Patients described the acute impact of coughing bouts, but also how they impact nearly all other aspects of their lives, including sleep, exercise and socializing. 

Given cough’s severe impact on patients’ lives, sponsors are increasingly focused on reducing it, even in IPF treatments that were primarily developed to improve disease trajectory and survival. 

Severe cough may predict disease progression and survival

While features of cough directly impact patient quality of life, studies have also demonstrated a relationship to disease severity and outcomes.

In 2022, Lee et al analyzed data from the Pulmonary Fibrosis Foundation Patient Registry, which included data from 1,447 patients. They found that a 1-point decrease in Leicester Cough Questionnaire (LCQ) score (indicating greater cough burden), was associated with an increased risk of a negative clinical outcome. Specifically this indicated a 6.5% higher risk of respiratory-related hospitalization, 7.4% higher risk of death, and an 8.7% high risk of lung transplantation.

In another study of IPF patients led by Wu et al, researchers divided the 239 patients in the study into two cohorts: those with and without severe cough. They found that those with severe cough had a 2.8-fold increased risk of death versus those with less severe cough.

Although there is little to suggest a direct causal relationship, there may certainly be disease related factors driving both poor prognosis and profound symptomatic cough. It remains unclear if cough directly predicts these negative outcomes or whether it’s the cough-related decrease in QoL, but there certainly seems to be a relationship. This provides further incentive to consider cough as a clinically meaningful endpoint in future IPF clinical trials. 
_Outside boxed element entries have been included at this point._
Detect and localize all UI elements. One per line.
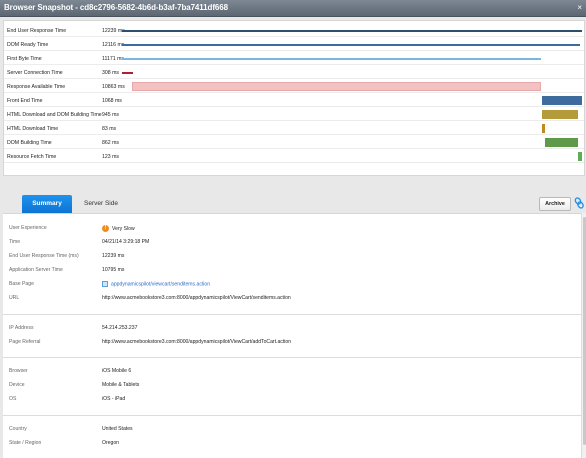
waterfall-value: 11171 ms: [102, 56, 125, 62]
tab-bar: Summary Server Side Archive: [3, 192, 585, 214]
detail-row-app-server-time: Application Server Time 10795 ms: [3, 264, 581, 276]
detail-row-device: Device Mobile & Tablets: [3, 379, 581, 391]
detail-value: 10795 ms: [102, 267, 125, 273]
detail-label: Time: [9, 239, 21, 245]
detail-label: URL: [9, 295, 20, 301]
waterfall-value: 1068 ms: [102, 98, 122, 104]
waterfall-value: 308 ms: [102, 70, 120, 76]
waterfall-row[interactable]: DOM Building Time 862 ms: [4, 136, 584, 149]
detail-row-state: State / Region Oregon: [3, 437, 581, 449]
detail-label: Browser: [9, 368, 28, 374]
waterfall-value: 945 ms: [102, 112, 120, 118]
detail-row-url: URL http://www.acmebookstore3.com:8000/a…: [3, 292, 581, 304]
window-titlebar: Browser Snapshot - cd8c2796-5682-4b6d-b3…: [0, 0, 586, 17]
detail-value: Oregon: [102, 440, 119, 446]
detail-value: United States: [102, 426, 133, 432]
section-divider: [3, 415, 581, 416]
waterfall-bar[interactable]: [542, 124, 545, 133]
detail-label: State / Region: [9, 440, 42, 446]
waterfall-bar[interactable]: [122, 72, 133, 74]
detail-label: User Experience: [9, 225, 47, 231]
archive-button[interactable]: Archive: [539, 197, 571, 211]
warning-icon: !: [102, 225, 109, 232]
waterfall-row[interactable]: HTML Download and DOM Building Time 945 m…: [4, 108, 584, 121]
detail-value: Mobile & Tablets: [102, 382, 140, 388]
snapshot-details: User Experience ! Very Slow Time 04/21/14…: [3, 213, 581, 458]
waterfall-row[interactable]: Response Available Time 10863 ms: [4, 80, 584, 93]
detail-value: ! Very Slow: [102, 225, 135, 232]
detail-row-user-experience: User Experience ! Very Slow: [3, 222, 581, 234]
detail-row-page-referral: Page Referral http://www.acmebookstore3.…: [3, 336, 581, 348]
detail-row-time: Time 04/21/14 3:29:18 PM: [3, 236, 581, 248]
waterfall-label: DOM Ready Time: [7, 42, 49, 48]
timing-waterfall: End User Response Time 12239 ms DOM Ready …: [3, 20, 585, 176]
waterfall-label: Response Available Time: [7, 84, 66, 90]
detail-value: 12239 ms: [102, 253, 125, 259]
link-icon[interactable]: [574, 196, 584, 210]
section-divider: [3, 314, 581, 315]
waterfall-row[interactable]: DOM Ready Time 12116 ms: [4, 38, 584, 51]
base-page-link[interactable]: appdynamicspilot/viewcart/senditems.acti…: [111, 281, 210, 287]
waterfall-value: 862 ms: [102, 140, 120, 146]
detail-label: Country: [9, 426, 27, 432]
page-icon: [102, 281, 108, 287]
waterfall-row[interactable]: Front End Time 1068 ms: [4, 94, 584, 107]
waterfall-bar[interactable]: [132, 82, 541, 91]
detail-value: http://www.acmebookstore3.com:8000/appdy…: [102, 295, 291, 301]
detail-row-os: OS iOS - iPad: [3, 393, 581, 405]
user-experience-value: Very Slow: [112, 225, 135, 232]
detail-value: 54.214.253.237: [102, 325, 138, 331]
waterfall-value: 10863 ms: [102, 84, 125, 90]
detail-label: IP Address: [9, 325, 34, 331]
tab-summary[interactable]: Summary: [22, 195, 72, 213]
detail-label: Device: [9, 382, 25, 388]
detail-label: End User Response Time (ms): [9, 253, 79, 259]
waterfall-label: DOM Building Time: [7, 140, 52, 146]
detail-label: Page Referral: [9, 339, 41, 345]
waterfall-value: 83 ms: [102, 126, 117, 132]
waterfall-value: 123 ms: [102, 154, 120, 160]
waterfall-label: Server Connection Time: [7, 70, 63, 76]
window-title: Browser Snapshot - cd8c2796-5682-4b6d-b3…: [4, 3, 228, 12]
waterfall-bar[interactable]: [578, 152, 582, 161]
waterfall-bar[interactable]: [122, 58, 541, 60]
detail-value: iOS - iPad: [102, 396, 126, 402]
waterfall-row[interactable]: Server Connection Time 308 ms: [4, 66, 584, 79]
waterfall-bar[interactable]: [545, 138, 578, 147]
waterfall-row[interactable]: End User Response Time 12239 ms: [4, 24, 584, 37]
waterfall-row[interactable]: HTML Download Time 83 ms: [4, 122, 584, 135]
waterfall-row[interactable]: First Byte Time 11171 ms: [4, 52, 584, 65]
detail-label: Base Page: [9, 281, 34, 287]
detail-row-country: Country United States: [3, 423, 581, 435]
waterfall-label: Front End Time: [7, 98, 43, 104]
waterfall-bar[interactable]: [122, 44, 580, 46]
waterfall-label: First Byte Time: [7, 56, 42, 62]
vertical-scrollbar[interactable]: [581, 213, 586, 458]
detail-row-ip-address: IP Address 54.214.253.237: [3, 322, 581, 334]
detail-row-browser: Browser iOS Mobile 6: [3, 365, 581, 377]
detail-label: Application Server Time: [9, 267, 63, 273]
tab-server-side[interactable]: Server Side: [77, 195, 125, 213]
waterfall-label: Resource Fetch Time: [7, 154, 57, 160]
detail-value: 04/21/14 3:29:18 PM: [102, 239, 150, 245]
detail-row-base-page: Base Page appdynamicspilot/viewcart/send…: [3, 278, 581, 290]
waterfall-row[interactable]: Resource Fetch Time 123 ms: [4, 150, 584, 163]
detail-value: appdynamicspilot/viewcart/senditems.acti…: [102, 281, 210, 287]
detail-value: http://www.acmebookstore3.com:8000/appdy…: [102, 339, 292, 345]
detail-label: OS: [9, 396, 17, 402]
detail-row-eurt: End User Response Time (ms) 12239 ms: [3, 250, 581, 262]
waterfall-bar[interactable]: [542, 96, 582, 105]
section-divider: [3, 357, 581, 358]
waterfall-bar[interactable]: [542, 110, 578, 119]
waterfall-bar[interactable]: [122, 30, 582, 32]
waterfall-label: HTML Download Time: [7, 126, 59, 132]
waterfall-label: End User Response Time: [7, 28, 67, 34]
close-icon[interactable]: ×: [577, 3, 582, 12]
waterfall-label: HTML Download and DOM Building Time: [7, 112, 102, 118]
detail-value: iOS Mobile 6: [102, 368, 132, 374]
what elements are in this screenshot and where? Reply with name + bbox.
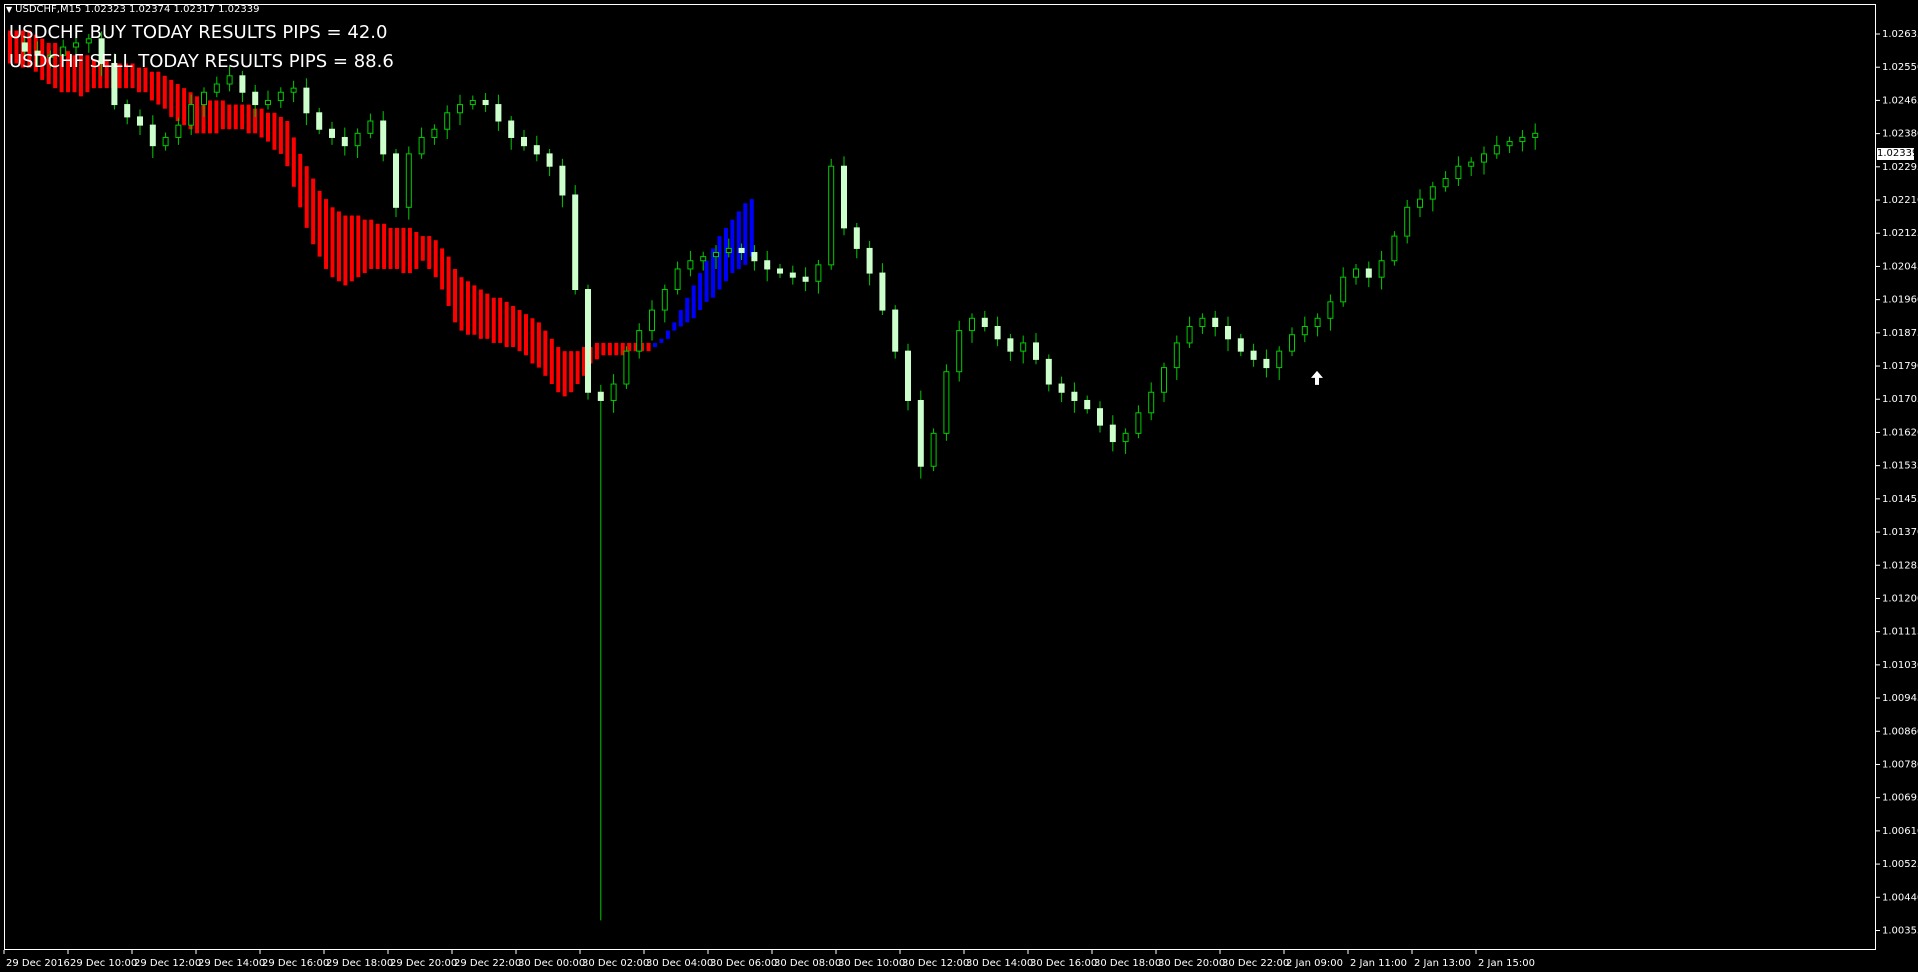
y-tick-label: 1.01960 — [1882, 295, 1918, 306]
symbol-info: ▼ USDCHF,M15 1.02323 1.02374 1.02317 1.02… — [6, 4, 259, 16]
x-tick-label: 30 Dec 06:00 — [710, 958, 777, 969]
x-tick-label: 29 Dec 2016 — [6, 958, 70, 969]
x-tick-label: 30 Dec 04:00 — [646, 958, 713, 969]
current-price-label: 1.02339 — [1877, 148, 1918, 160]
y-tick-label: 1.00945 — [1882, 693, 1918, 704]
y-tick-label: 1.01705 — [1882, 394, 1918, 405]
y-tick-label: 1.00695 — [1882, 793, 1918, 804]
y-tick-label: 1.01285 — [1882, 560, 1918, 571]
y-tick-label: 1.02635 — [1882, 29, 1918, 40]
y-tick-label: 1.02295 — [1882, 162, 1918, 173]
x-tick-label: 30 Dec 12:00 — [902, 958, 969, 969]
y-tick-label: 1.01875 — [1882, 328, 1918, 339]
x-tick-label: 29 Dec 10:00 — [70, 958, 137, 969]
y-tick-label: 1.00860 — [1882, 726, 1918, 737]
x-tick-label: 30 Dec 02:00 — [582, 958, 649, 969]
price-axis[interactable]: 1.02635 1.02550 1.02465 1.02380 1.02295 1.022… — [1876, 29, 1918, 936]
x-tick-label: 30 Dec 00:00 — [518, 958, 585, 969]
x-tick-label: 30 Dec 14:00 — [966, 958, 1033, 969]
y-tick-label: 1.01455 — [1882, 494, 1918, 505]
x-tick-label: 29 Dec 18:00 — [326, 958, 393, 969]
y-tick-label: 1.01200 — [1882, 593, 1918, 604]
y-tick-label: 1.01790 — [1882, 361, 1918, 372]
y-tick-label: 1.01030 — [1882, 660, 1918, 671]
sell-results-text: USDCHF SELL TODAY RESULTS PIPS = 88.6 — [9, 51, 394, 72]
y-tick-label: 1.00440 — [1882, 892, 1918, 903]
x-tick-label: 29 Dec 16:00 — [262, 958, 329, 969]
x-tick-label: 30 Dec 22:00 — [1222, 958, 1289, 969]
x-tick-label: 2 Jan 11:00 — [1350, 958, 1407, 969]
chart-window[interactable]: 1.02635 1.02550 1.02465 1.02380 1.02295 1.022… — [0, 0, 1918, 972]
x-tick-label: 30 Dec 20:00 — [1158, 958, 1225, 969]
x-tick-label: 29 Dec 20:00 — [390, 958, 457, 969]
y-tick-label: 1.02380 — [1882, 129, 1918, 140]
y-tick-label: 1.01115 — [1882, 627, 1918, 638]
y-tick-label: 1.00780 — [1882, 759, 1918, 770]
x-tick-label: 29 Dec 14:00 — [198, 958, 265, 969]
y-tick-label: 1.02045 — [1882, 261, 1918, 272]
y-tick-label: 1.01620 — [1882, 427, 1918, 438]
y-tick-label: 1.02465 — [1882, 95, 1918, 106]
x-tick-label: 30 Dec 08:00 — [774, 958, 841, 969]
x-tick-label: 2 Jan 09:00 — [1286, 958, 1343, 969]
x-tick-label: 30 Dec 18:00 — [1094, 958, 1161, 969]
x-tick-label: 29 Dec 22:00 — [454, 958, 521, 969]
y-tick-label: 1.01370 — [1882, 527, 1918, 538]
time-axis[interactable]: 29 Dec 2016 29 Dec 10:0029 Dec 12:0029 De… — [3, 950, 1535, 969]
y-tick-label: 1.02210 — [1882, 195, 1918, 206]
collapse-arrow-icon[interactable]: ▼ — [6, 5, 12, 14]
x-tick-label: 30 Dec 16:00 — [1030, 958, 1097, 969]
x-tick-label: 2 Jan 13:00 — [1414, 958, 1471, 969]
y-tick-label: 1.00525 — [1882, 859, 1918, 870]
y-tick-label: 1.01535 — [1882, 461, 1918, 472]
plot-border — [4, 4, 1876, 950]
x-tick-label: 2 Jan 15:00 — [1478, 958, 1535, 969]
y-tick-label: 1.00355 — [1882, 925, 1918, 936]
symbol-info-text: USDCHF,M15 1.02323 1.02374 1.02317 1.023… — [15, 4, 260, 15]
x-tick-label: 29 Dec 12:00 — [134, 958, 201, 969]
buy-results-text: USDCHF BUY TODAY RESULTS PIPS = 42.0 — [9, 22, 388, 43]
y-tick-label: 1.02550 — [1882, 62, 1918, 73]
y-tick-label: 1.02125 — [1882, 228, 1918, 239]
x-tick-label: 30 Dec 10:00 — [838, 958, 905, 969]
y-tick-label: 1.00610 — [1882, 826, 1918, 837]
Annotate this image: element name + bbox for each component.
Assessing Cough in IPF: Patient Reported Outcomes or Objective Cough Monitoring? 

In most IPF studies, cough is typically assessed subjectively using patient-reported outcomes (PROs). Validated questionnaires such as the Leicester Cough Questionnaire and the St. George’s Respiratory Questionnaire are valuable in capturing the patients’ perspectives on their well-being and improvement. 

PROs, however, are not without their limitations. Patients may have difficulty recalling how much better they’re feeling or how much their symptoms have improved. PROs may not fully capture timing of onset of a treatment effect. Due to their subjective nature, questionnaire answers may be influenced by patients’ moods or anxieties, versus a more objective measure. 

Cough monitoring offers a complementary way to capture cough in conjunction with PROs, that can address some of the limitations with subjective data. Cough monitoring offers an objective measure of cough frequency, intensity or bouts that is independent and unbiased. It also provides standardized data that is easy to interpret and analyze, providing an additional layer of insight and evidence. 

Summary

Cough in idiopathic pulmonary fibrosis (IPF) is a significant contributor to reduced quality of life for patients, yet historically has not been a major focus for many IPF drug developers. Recent studies however have underscored its relevance, not only as a key symptom affecting patients, but also as a potential indicator of disease severity and prognosis. Including cough as an endpoint in IPF studies offers sponsors a unique opportunity to differentiate treatments commercially while also addressing a priority concern for patients. Due to the limitations of subjective cough data from PROs and the increasingly competitive IPF treatment landscape, leveraging complementary innovative tools like objective cough monitoring can strengthen evidence and advance patient-centric drug development.